Schmerz, Depressivität und Angst

C Maier 1, U Gockel 1
  • 1Bochum, Karlsruhe

Genau wie Hören oder Sehen ist auch das Schmerzempfinden eine Form der Wahrnehmung. Schmerz entsteht durch Reize wie Kälte, Hitze oder auch eine Verletzung oder Entzündung. Über Schmerzrezeptoren über Nerven und das Rückenmark wird die Information „Schmerz“ bis ins Gehirn, zum Thalamus, weitergeleitet. Diese Region gibt den Schmerz dann an die Hirnrinde weiter, die für das körperliche Fühlen zuständig ist. Die wechselseitige Erregung verschiedener Hirnareale führt schließlich dazu, dass der Mensch den Schmerz als unangenehm empfindet. Das Schmerzempfinden ist aber auch stark abhängig von anderen Faktoren wie z.B. Stress und Angst. Neben Schmerzen gehört Angst zu einer der stärksten negativen Empfindungen. Angst und Furcht vor Schmerzen können das Schmerzerleben stark beeinflussen. Es besteht eine hohe Komorbidität zwischen Angststörungen und chronischen Schmerzen. Diese Zusammenhänge lassen sich durch moderne Bildgebungsverfahren wie der funktionellen Magnetresonanztomographie (fMRT) auch direkt nachweisen.[1] In der Literatur findet man viele Studien, die sich mit dieser Thematik auseinander setzen. Relativ wenig untersucht ist dagegen, die Abhängigkeit dieser Commorbitäten von der Art der Schmerzerkrankung.

In einem Zeitraum von drei Monaten wurden daher Patienten in einer universitären Schmerzambulanz mittels HADS-Fragebogens2, eines Fragebogeninstrument zur Selbstbeurteilung von Angst und Depressivität bei Erwachsenen mit körperlichen Beschwerden bzw. Erkrankungen, befragt.

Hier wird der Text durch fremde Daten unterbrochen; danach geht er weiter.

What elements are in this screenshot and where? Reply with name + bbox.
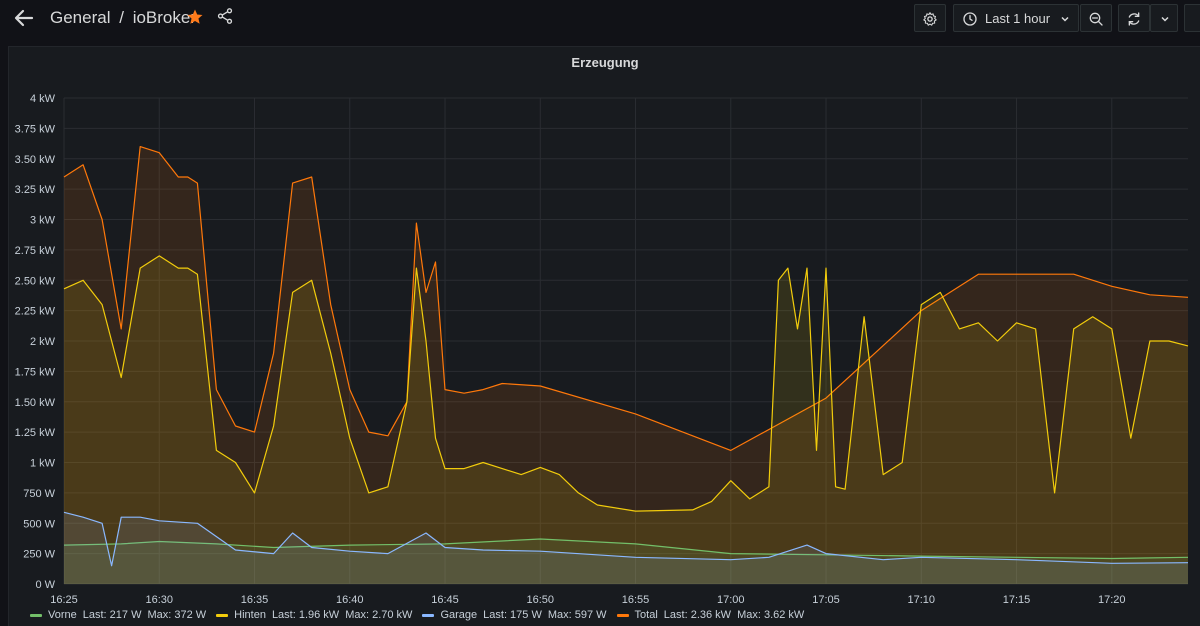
refresh-icon bbox=[1128, 12, 1140, 26]
legend-max-value: Max: 3.62 kW bbox=[737, 609, 805, 621]
back-button[interactable] bbox=[12, 6, 36, 30]
favorite-button[interactable] bbox=[186, 8, 204, 26]
x-tick-label: 16:35 bbox=[241, 594, 269, 606]
x-tick-label: 16:25 bbox=[50, 594, 78, 606]
legend-series-name: Total bbox=[634, 609, 658, 621]
y-tick-label: 500 W bbox=[23, 518, 55, 530]
refresh-interval-menu[interactable] bbox=[1150, 4, 1178, 32]
legend-max-value: Max: 597 W bbox=[547, 609, 607, 621]
y-tick-label: 750 W bbox=[23, 488, 55, 500]
legend-last-value: Last: 175 W bbox=[483, 609, 542, 621]
series-line-total bbox=[63, 146, 1189, 451]
y-tick-label: 1.25 kW bbox=[15, 427, 56, 439]
y-tick-label: 250 W bbox=[23, 549, 55, 561]
series-area-garage bbox=[64, 512, 1188, 584]
series-area-hinten bbox=[64, 255, 1188, 584]
legend-max-value: Max: 372 W bbox=[147, 609, 207, 621]
series-line-garage bbox=[63, 511, 1189, 567]
chevron-down-icon bbox=[1161, 16, 1169, 22]
legend-swatch bbox=[30, 613, 42, 617]
share-icon bbox=[217, 8, 233, 24]
arrow-left-icon bbox=[14, 9, 34, 27]
x-tick-label: 17:10 bbox=[908, 594, 936, 606]
breadcrumb-folder[interactable]: General bbox=[50, 8, 111, 27]
legend-item-hinten[interactable]: Hinten Last: 1.96 kW Max: 2.70 kW bbox=[216, 608, 412, 622]
y-tick-label: 3.50 kW bbox=[15, 154, 56, 166]
y-tick-label: 2 kW bbox=[30, 336, 56, 348]
chevron-down-icon bbox=[1061, 16, 1069, 22]
y-tick-label: 2.25 kW bbox=[15, 306, 56, 318]
x-tick-label: 16:55 bbox=[622, 594, 650, 606]
panel-title[interactable]: Erzeugung bbox=[571, 55, 639, 70]
y-tick-label: 3.75 kW bbox=[15, 123, 56, 135]
y-tick-label: 3 kW bbox=[30, 215, 56, 227]
x-tick-label: 17:20 bbox=[1098, 594, 1126, 606]
legend-max-value: Max: 2.70 kW bbox=[345, 609, 413, 621]
legend-item-total[interactable]: Total Last: 2.36 kW Max: 3.62 kW bbox=[616, 608, 805, 622]
legend-last-value: Last: 2.36 kW bbox=[663, 609, 732, 621]
share-button[interactable] bbox=[216, 7, 234, 25]
cycle-view-button[interactable] bbox=[1184, 4, 1200, 32]
gear-icon bbox=[923, 12, 937, 26]
legend-last-value: Last: 217 W bbox=[82, 609, 142, 621]
x-tick-label: 16:40 bbox=[336, 594, 364, 606]
x-tick-label: 16:50 bbox=[527, 594, 555, 606]
legend-item-garage[interactable]: Garage Last: 175 W Max: 597 W bbox=[422, 608, 607, 622]
star-icon bbox=[187, 9, 203, 24]
x-tick-label: 16:45 bbox=[431, 594, 459, 606]
top-navbar: General / ioBroker Last 1 hour bbox=[0, 0, 1200, 38]
zoom-out-button[interactable] bbox=[1080, 4, 1112, 32]
y-tick-label: 0 W bbox=[35, 579, 55, 591]
dashboard-settings-button[interactable] bbox=[914, 4, 946, 32]
series-area-total bbox=[64, 146, 1188, 584]
x-tick-label: 16:30 bbox=[145, 594, 173, 606]
legend-swatch bbox=[216, 613, 229, 617]
x-tick-label: 17:05 bbox=[812, 594, 840, 606]
legend-last-value: Last: 1.96 kW bbox=[271, 609, 340, 621]
y-tick-label: 1 kW bbox=[30, 458, 56, 470]
refresh-button[interactable] bbox=[1118, 4, 1150, 32]
clock-icon bbox=[963, 12, 977, 26]
time-range-picker[interactable]: Last 1 hour bbox=[953, 4, 1079, 32]
legend-series-name: Garage bbox=[440, 609, 478, 621]
y-tick-label: 2.75 kW bbox=[15, 245, 56, 257]
time-range-label: Last 1 hour bbox=[985, 11, 1051, 26]
y-tick-label: 4 kW bbox=[30, 93, 56, 105]
x-tick-label: 17:15 bbox=[1003, 594, 1031, 606]
breadcrumb: General / ioBroker bbox=[50, 8, 196, 28]
y-tick-label: 2.50 kW bbox=[15, 275, 56, 287]
zoom-out-icon bbox=[1089, 12, 1103, 26]
legend-item-vorne[interactable]: Vorne Last: 217 W Max: 372 W bbox=[30, 608, 206, 622]
breadcrumb-separator: / bbox=[119, 8, 124, 27]
y-tick-label: 3.25 kW bbox=[15, 184, 56, 196]
chart-legend: Vorne Last: 217 W Max: 372 W Hinten Last: 1.… bbox=[30, 608, 804, 622]
series-line-hinten bbox=[63, 255, 1189, 512]
legend-swatch bbox=[422, 613, 435, 617]
legend-swatch bbox=[616, 613, 629, 617]
y-tick-label: 1.50 kW bbox=[15, 397, 56, 409]
legend-series-name: Hinten bbox=[234, 609, 266, 621]
legend-series-name: Vorne bbox=[48, 609, 77, 621]
series-line-vorne bbox=[63, 538, 1189, 560]
x-tick-label: 17:00 bbox=[717, 594, 745, 606]
y-tick-label: 1.75 kW bbox=[15, 366, 56, 378]
dashboard-title[interactable]: ioBroker bbox=[132, 8, 196, 27]
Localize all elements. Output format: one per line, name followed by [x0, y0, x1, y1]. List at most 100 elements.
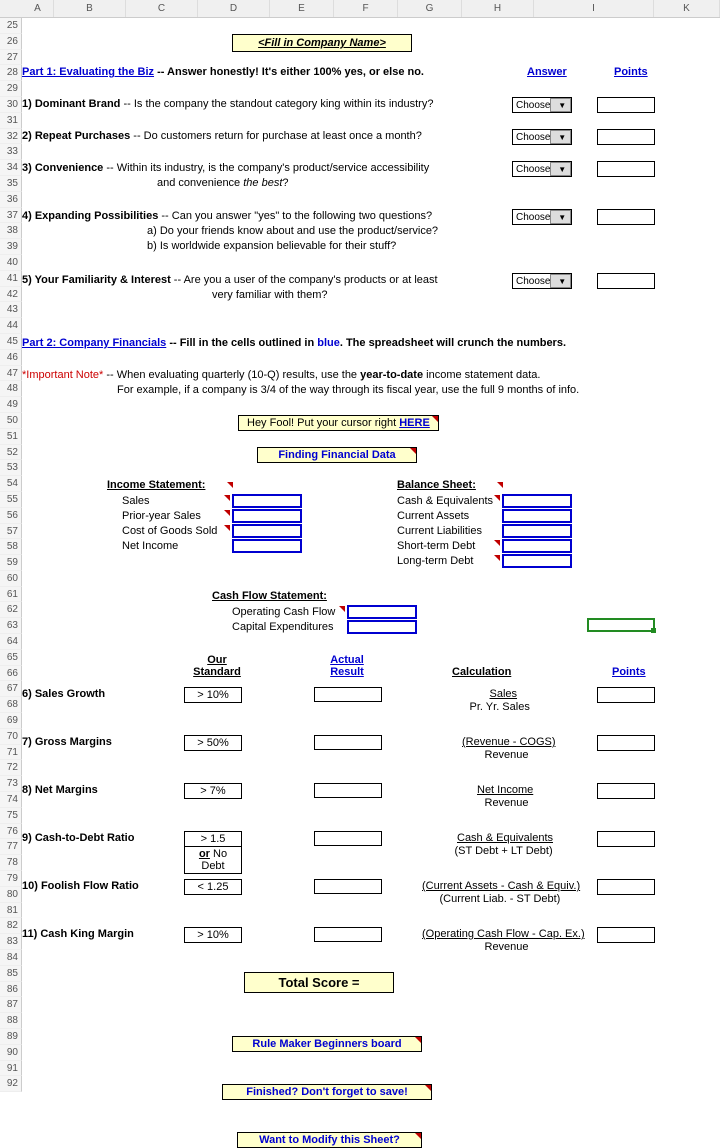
column-header-D[interactable]: D: [198, 0, 270, 17]
balance-input-3[interactable]: [502, 539, 572, 553]
row-header-64[interactable]: 64: [0, 634, 22, 650]
column-header-K[interactable]: K: [654, 0, 720, 17]
row-header-59[interactable]: 59: [0, 555, 22, 571]
balance-input-2[interactable]: [502, 524, 572, 538]
row-header-52[interactable]: 52: [0, 445, 22, 461]
row-header-65[interactable]: 65: [0, 650, 22, 666]
column-header-E[interactable]: E: [270, 0, 334, 17]
row-header-44[interactable]: 44: [0, 318, 22, 334]
row-header-86[interactable]: 86: [0, 982, 22, 998]
row-header-75[interactable]: 75: [0, 808, 22, 824]
row-header-71[interactable]: 71: [0, 745, 22, 761]
row-header-30[interactable]: 30: [0, 97, 22, 113]
income-input-3[interactable]: [232, 539, 302, 553]
row-header-40[interactable]: 40: [0, 255, 22, 271]
row-header-69[interactable]: 69: [0, 713, 22, 729]
column-header-I[interactable]: I: [534, 0, 654, 17]
row-header-45[interactable]: 45: [0, 334, 22, 350]
row-header-42[interactable]: 42: [0, 287, 22, 303]
row-header-37[interactable]: 37: [0, 208, 22, 224]
row-header-48[interactable]: 48: [0, 381, 22, 397]
row-header-90[interactable]: 90: [0, 1045, 22, 1061]
q3-choose-dropdown[interactable]: Choose▼: [512, 161, 572, 177]
part1-link[interactable]: Part 1: Evaluating the Biz: [22, 66, 154, 78]
row-header-31[interactable]: 31: [0, 113, 22, 129]
row-header-84[interactable]: 84: [0, 950, 22, 966]
row-header-32[interactable]: 32: [0, 129, 22, 145]
row-header-61[interactable]: 61: [0, 587, 22, 603]
income-input-0[interactable]: [232, 494, 302, 508]
column-header-A[interactable]: A: [22, 0, 54, 17]
row-header-91[interactable]: 91: [0, 1061, 22, 1077]
row-header-80[interactable]: 80: [0, 887, 22, 903]
row-header-29[interactable]: 29: [0, 81, 22, 97]
row-header-35[interactable]: 35: [0, 176, 22, 192]
row-header-83[interactable]: 83: [0, 934, 22, 950]
row-header-53[interactable]: 53: [0, 460, 22, 476]
row-header-70[interactable]: 70: [0, 729, 22, 745]
row-header-57[interactable]: 57: [0, 524, 22, 540]
row-header-58[interactable]: 58: [0, 539, 22, 555]
row-header-49[interactable]: 49: [0, 397, 22, 413]
row-header-68[interactable]: 68: [0, 697, 22, 713]
active-cell-I63[interactable]: [587, 618, 655, 632]
row-header-85[interactable]: 85: [0, 966, 22, 982]
column-header-F[interactable]: F: [334, 0, 398, 17]
part2-link[interactable]: Part 2: Company Financials: [22, 337, 166, 349]
row-header-92[interactable]: 92: [0, 1076, 22, 1092]
column-header-C[interactable]: C: [126, 0, 198, 17]
q5-choose-dropdown[interactable]: Choose▼: [512, 273, 572, 289]
company-name-cell[interactable]: <Fill in Company Name>: [232, 34, 412, 52]
cashflow-input-0[interactable]: [347, 605, 417, 619]
row-header-62[interactable]: 62: [0, 602, 22, 618]
balance-input-0[interactable]: [502, 494, 572, 508]
row-header-79[interactable]: 79: [0, 871, 22, 887]
balance-input-4[interactable]: [502, 554, 572, 568]
row-header-28[interactable]: 28: [0, 65, 22, 81]
row-header-47[interactable]: 47: [0, 366, 22, 382]
row-header-27[interactable]: 27: [0, 50, 22, 66]
income-input-1[interactable]: [232, 509, 302, 523]
row-header-25[interactable]: 25: [0, 18, 22, 34]
row-header-38[interactable]: 38: [0, 223, 22, 239]
row-header-66[interactable]: 66: [0, 666, 22, 682]
row-header-82[interactable]: 82: [0, 918, 22, 934]
q2-choose-dropdown[interactable]: Choose▼: [512, 129, 572, 145]
row-header-46[interactable]: 46: [0, 350, 22, 366]
row-header-74[interactable]: 74: [0, 792, 22, 808]
column-header-G[interactable]: G: [398, 0, 462, 17]
column-header-H[interactable]: H: [462, 0, 534, 17]
row-header-89[interactable]: 89: [0, 1029, 22, 1045]
q4-choose-dropdown[interactable]: Choose▼: [512, 209, 572, 225]
income-input-2[interactable]: [232, 524, 302, 538]
finished-save-box[interactable]: Finished? Don't forget to save!: [222, 1084, 432, 1100]
row-header-63[interactable]: 63: [0, 618, 22, 634]
row-header-77[interactable]: 77: [0, 839, 22, 855]
row-header-73[interactable]: 73: [0, 776, 22, 792]
row-header-26[interactable]: 26: [0, 34, 22, 50]
row-header-87[interactable]: 87: [0, 997, 22, 1013]
row-header-43[interactable]: 43: [0, 302, 22, 318]
row-header-36[interactable]: 36: [0, 192, 22, 208]
row-header-55[interactable]: 55: [0, 492, 22, 508]
row-header-88[interactable]: 88: [0, 1013, 22, 1029]
row-header-81[interactable]: 81: [0, 903, 22, 919]
row-header-67[interactable]: 67: [0, 681, 22, 697]
row-header-33[interactable]: 33: [0, 144, 22, 160]
row-header-50[interactable]: 50: [0, 413, 22, 429]
modify-sheet-box[interactable]: Want to Modify this Sheet?: [237, 1132, 422, 1148]
row-header-54[interactable]: 54: [0, 476, 22, 492]
row-header-56[interactable]: 56: [0, 508, 22, 524]
q1-choose-dropdown[interactable]: Choose▼: [512, 97, 572, 113]
row-header-51[interactable]: 51: [0, 429, 22, 445]
row-header-34[interactable]: 34: [0, 160, 22, 176]
row-header-39[interactable]: 39: [0, 239, 22, 255]
row-header-78[interactable]: 78: [0, 855, 22, 871]
row-header-41[interactable]: 41: [0, 271, 22, 287]
rule-maker-board-box[interactable]: Rule Maker Beginners board: [232, 1036, 422, 1052]
balance-input-1[interactable]: [502, 509, 572, 523]
row-header-76[interactable]: 76: [0, 824, 22, 840]
row-header-72[interactable]: 72: [0, 760, 22, 776]
column-header-B[interactable]: B: [54, 0, 126, 17]
hint-cursor-box[interactable]: Hey Fool! Put your cursor right HERE: [238, 415, 439, 431]
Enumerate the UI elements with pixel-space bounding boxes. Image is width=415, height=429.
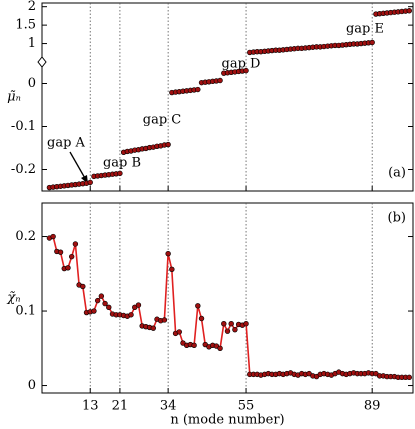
data-point	[57, 249, 64, 255]
y-tick-label: 1.5	[15, 18, 36, 33]
data-point	[91, 308, 97, 314]
data-point	[195, 86, 201, 93]
data-point	[198, 315, 205, 322]
x-tick-label: 21	[112, 399, 129, 414]
data-point	[217, 77, 223, 84]
data-point	[80, 283, 86, 290]
y-axis-label: μ̃ₙ	[7, 90, 21, 105]
annotation: gap B	[103, 156, 141, 171]
y-tick-label: 0.2	[15, 229, 36, 244]
data-point	[243, 67, 249, 74]
data-point	[65, 265, 71, 271]
annotation-arrow	[69, 151, 87, 181]
data-point	[68, 253, 75, 260]
x-tick-label: 89	[364, 399, 381, 414]
data-point	[195, 303, 201, 309]
y-tick-label: 1	[28, 36, 36, 51]
x-tick-label: 55	[238, 399, 255, 414]
data-line	[49, 235, 410, 379]
y-axis-label: χ̃ₙ	[6, 291, 20, 306]
data-point	[102, 300, 108, 307]
data-point	[165, 141, 171, 148]
data-point	[94, 297, 101, 304]
y-tick-label: 0	[28, 378, 36, 393]
x-axis-label: n (mode number)	[170, 413, 284, 428]
data-point	[191, 342, 197, 349]
data-point	[221, 321, 227, 327]
axis-break	[37, 56, 47, 68]
data-point	[228, 321, 234, 327]
data-point	[106, 304, 112, 311]
annotation: gap D	[222, 57, 261, 72]
data-point	[224, 328, 231, 334]
x-tick-label: 34	[160, 399, 177, 414]
y-tick-label: -0.2	[11, 162, 36, 177]
panel-label: (b)	[388, 211, 406, 226]
data-point	[128, 312, 134, 318]
annotation: gap E	[346, 22, 384, 37]
y-tick-label: 0.1	[15, 304, 36, 319]
data-point	[217, 345, 223, 351]
data-point	[406, 374, 412, 381]
data-point	[169, 266, 175, 273]
data-point	[369, 39, 375, 46]
data-point	[98, 293, 105, 299]
data-point	[72, 241, 79, 247]
y-tick-label: -0.1	[11, 119, 36, 134]
panel-label: (a)	[388, 166, 406, 181]
y-tick-label: 2	[28, 0, 36, 14]
data-point	[232, 326, 238, 333]
data-point	[87, 179, 93, 186]
data-point	[165, 250, 171, 257]
data-point	[150, 325, 157, 331]
annotation: gap C	[143, 113, 182, 128]
data-point	[243, 321, 249, 327]
data-point	[117, 170, 123, 177]
data-point	[176, 329, 182, 335]
annotation: gap A	[47, 136, 86, 151]
plot-frame	[41, 202, 414, 394]
data-point	[50, 233, 56, 240]
data-point	[161, 317, 168, 323]
data-point	[135, 302, 142, 308]
x-tick-label: 13	[82, 399, 99, 414]
plot-frame	[41, 2, 414, 192]
y-tick-label: 0	[28, 76, 36, 91]
data-point	[406, 8, 412, 14]
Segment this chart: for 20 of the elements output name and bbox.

219 Patientenbögen mit den dazugehörigen Diagnosen (rheumatoide Arthritis 14,3%, CRPS 17,1%, Depression 11,4%, Fibromyalgie 16,2% periphäre Neuralgie 31,9% und Polyneuropathie 9%) lagen zur Auswertung vor. Das Durchschnittsalter der Patienten betrug 52,6 Jahre. Von den Befragten waren 39,5% männlich und 60,5% weiblichen Geschlechts. Bei der Analyse der HADS-Fragebögen zeigt sich, dass Angst und Depressivität abhängig von der Art der Schmerzerkrankung sind. Von den nozizeptiven Schmerzpatienten mit rheumatoider Arthritis haben nur 13,3% eine erhöhte Depressivität und Ängstlichkeit. Dagegen weisen 35,2% der neuropathischen Schmerzpatienten eine erhöhte Ängstlichkeit und 41,8% eine erhöhte Depressivität auf. Eine auffällig erhöhte Ängstlichkeit zeigen 50% der Fibromyalgiepatienten, der Anteil mit erhöhter Depressivität von betrug 38,2%.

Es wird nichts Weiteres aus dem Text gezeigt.